An estrogen-activated protein inside cells appears to offer protection against obesity—in both men and women—according to a new study with mice.
The research, reported in two separate studies, indicates that the protein reduces various metabolic diseases, including fatty liver disease.
“Reducing obesity and metabolic disease risks are urgent public health priorities,” says Vicki Vieira Potter, associate professor of nutrition & exercise physiology at the University of Missouri. “The key to finding treatments is understanding how estrogen receptor signaling impacts metabolism and how these proteins serve a protective function.”
Female mice and hormone changes
In a study with female mice, which appears in Frontiers of Physiology, researchers found that mice without functional estrogen receptor alpha were more obese and metabolically dysfunctional. The mice also were more susceptible to weight gain and metabolic dysfunction when fed a high-fat, high-sugar diet.
Daily injections of a drug known to stimulate fat cells to burn calories effectively prevented metabolic dysfunction, both in the mice with and without the functional estrogen receptor. In both groups of mice, they found the therapy less effective when paired with the high-fat, high-sugar diet.
“These new findings suggest that drug-induced activation of specific metabolic pathways might have value in preventing those hormone changes that we know occur as people age,” Vieira Potter says. “However, we also found that the effectiveness of that therapy was reduced when combined with an unhealthy high-fat, high-sugar diet.”

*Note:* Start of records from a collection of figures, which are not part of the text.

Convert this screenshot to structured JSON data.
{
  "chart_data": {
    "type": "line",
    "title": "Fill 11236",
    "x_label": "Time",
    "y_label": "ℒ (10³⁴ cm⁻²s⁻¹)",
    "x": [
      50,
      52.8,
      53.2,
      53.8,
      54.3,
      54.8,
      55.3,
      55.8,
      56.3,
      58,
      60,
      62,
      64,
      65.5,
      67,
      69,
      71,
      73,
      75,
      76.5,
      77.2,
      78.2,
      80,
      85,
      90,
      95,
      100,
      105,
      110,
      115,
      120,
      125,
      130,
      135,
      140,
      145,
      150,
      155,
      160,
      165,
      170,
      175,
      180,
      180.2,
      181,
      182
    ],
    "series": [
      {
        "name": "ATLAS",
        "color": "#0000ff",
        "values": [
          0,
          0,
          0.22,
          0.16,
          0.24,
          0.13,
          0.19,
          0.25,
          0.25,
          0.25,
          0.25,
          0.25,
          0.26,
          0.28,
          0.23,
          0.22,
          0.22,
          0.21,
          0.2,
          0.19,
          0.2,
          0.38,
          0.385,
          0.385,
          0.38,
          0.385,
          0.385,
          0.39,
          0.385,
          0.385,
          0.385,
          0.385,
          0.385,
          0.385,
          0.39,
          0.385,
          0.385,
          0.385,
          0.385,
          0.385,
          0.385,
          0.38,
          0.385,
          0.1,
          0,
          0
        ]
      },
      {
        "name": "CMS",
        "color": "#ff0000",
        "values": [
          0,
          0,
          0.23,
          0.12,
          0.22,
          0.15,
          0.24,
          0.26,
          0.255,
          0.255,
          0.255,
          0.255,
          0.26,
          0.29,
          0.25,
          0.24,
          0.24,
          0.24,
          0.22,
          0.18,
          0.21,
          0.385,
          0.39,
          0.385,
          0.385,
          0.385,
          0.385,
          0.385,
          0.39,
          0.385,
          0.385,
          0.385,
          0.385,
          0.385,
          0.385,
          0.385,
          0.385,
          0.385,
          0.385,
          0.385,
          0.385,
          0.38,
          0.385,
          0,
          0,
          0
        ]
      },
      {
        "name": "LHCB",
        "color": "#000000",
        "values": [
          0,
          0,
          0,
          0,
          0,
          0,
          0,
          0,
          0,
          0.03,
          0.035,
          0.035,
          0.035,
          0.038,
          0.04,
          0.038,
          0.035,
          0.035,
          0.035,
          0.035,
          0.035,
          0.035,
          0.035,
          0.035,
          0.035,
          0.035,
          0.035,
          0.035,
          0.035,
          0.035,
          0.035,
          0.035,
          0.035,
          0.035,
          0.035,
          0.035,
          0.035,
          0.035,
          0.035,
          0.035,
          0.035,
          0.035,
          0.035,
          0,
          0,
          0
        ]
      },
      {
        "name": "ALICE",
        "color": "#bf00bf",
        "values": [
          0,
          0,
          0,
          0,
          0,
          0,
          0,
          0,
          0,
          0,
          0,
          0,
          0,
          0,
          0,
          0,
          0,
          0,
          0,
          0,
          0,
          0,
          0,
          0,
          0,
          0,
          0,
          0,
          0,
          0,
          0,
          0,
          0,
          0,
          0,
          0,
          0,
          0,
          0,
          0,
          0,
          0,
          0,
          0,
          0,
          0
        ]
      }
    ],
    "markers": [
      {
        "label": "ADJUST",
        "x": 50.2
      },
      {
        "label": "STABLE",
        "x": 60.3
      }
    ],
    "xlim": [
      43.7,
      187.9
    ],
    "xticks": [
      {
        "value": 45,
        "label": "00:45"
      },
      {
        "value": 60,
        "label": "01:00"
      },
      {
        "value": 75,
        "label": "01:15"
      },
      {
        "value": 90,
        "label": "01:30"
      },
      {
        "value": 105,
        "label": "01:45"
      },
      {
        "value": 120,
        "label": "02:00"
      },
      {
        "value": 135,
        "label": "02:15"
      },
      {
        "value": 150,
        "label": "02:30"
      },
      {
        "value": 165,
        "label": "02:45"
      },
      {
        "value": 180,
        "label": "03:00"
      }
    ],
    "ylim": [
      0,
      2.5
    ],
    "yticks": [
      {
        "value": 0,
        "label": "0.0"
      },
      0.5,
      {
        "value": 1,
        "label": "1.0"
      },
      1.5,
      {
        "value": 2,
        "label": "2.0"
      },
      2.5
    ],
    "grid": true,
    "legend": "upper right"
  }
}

Male mice and their livers
In a study with male mice, which appears in the American Journal of Physiology—Endocrinology and Metabolism, researchers found more evidence that the optimal metabolic function requires estrogen receptor alpha, even in males with less estrogen. In that study, they found that the estrogen receptor alpha is required for exercise to effectively reduce fat storage in the liver.
“It seems as though the estrogen receptor alpha is mediating the boon of estrogen benefits when it comes to protecting metabolism,” says Jaume Padilla, assistant professor of nutrition & exercise physiology.
“These findings suggest that aging and obesity might increase susceptibility to disease by adversely affecting estrogen receptors. Our findings also suggest that exercise and targeted therapies appear to effectively mitigate that dysfunction.”
The University of Missouri Research Council and the National Institutes of Health funded the work, which also received support from the Harry S Truman Memorial Veterans’ Hospital. The content is solely the responsibility of the authors and does not necessarily represent the official views of the funding agency.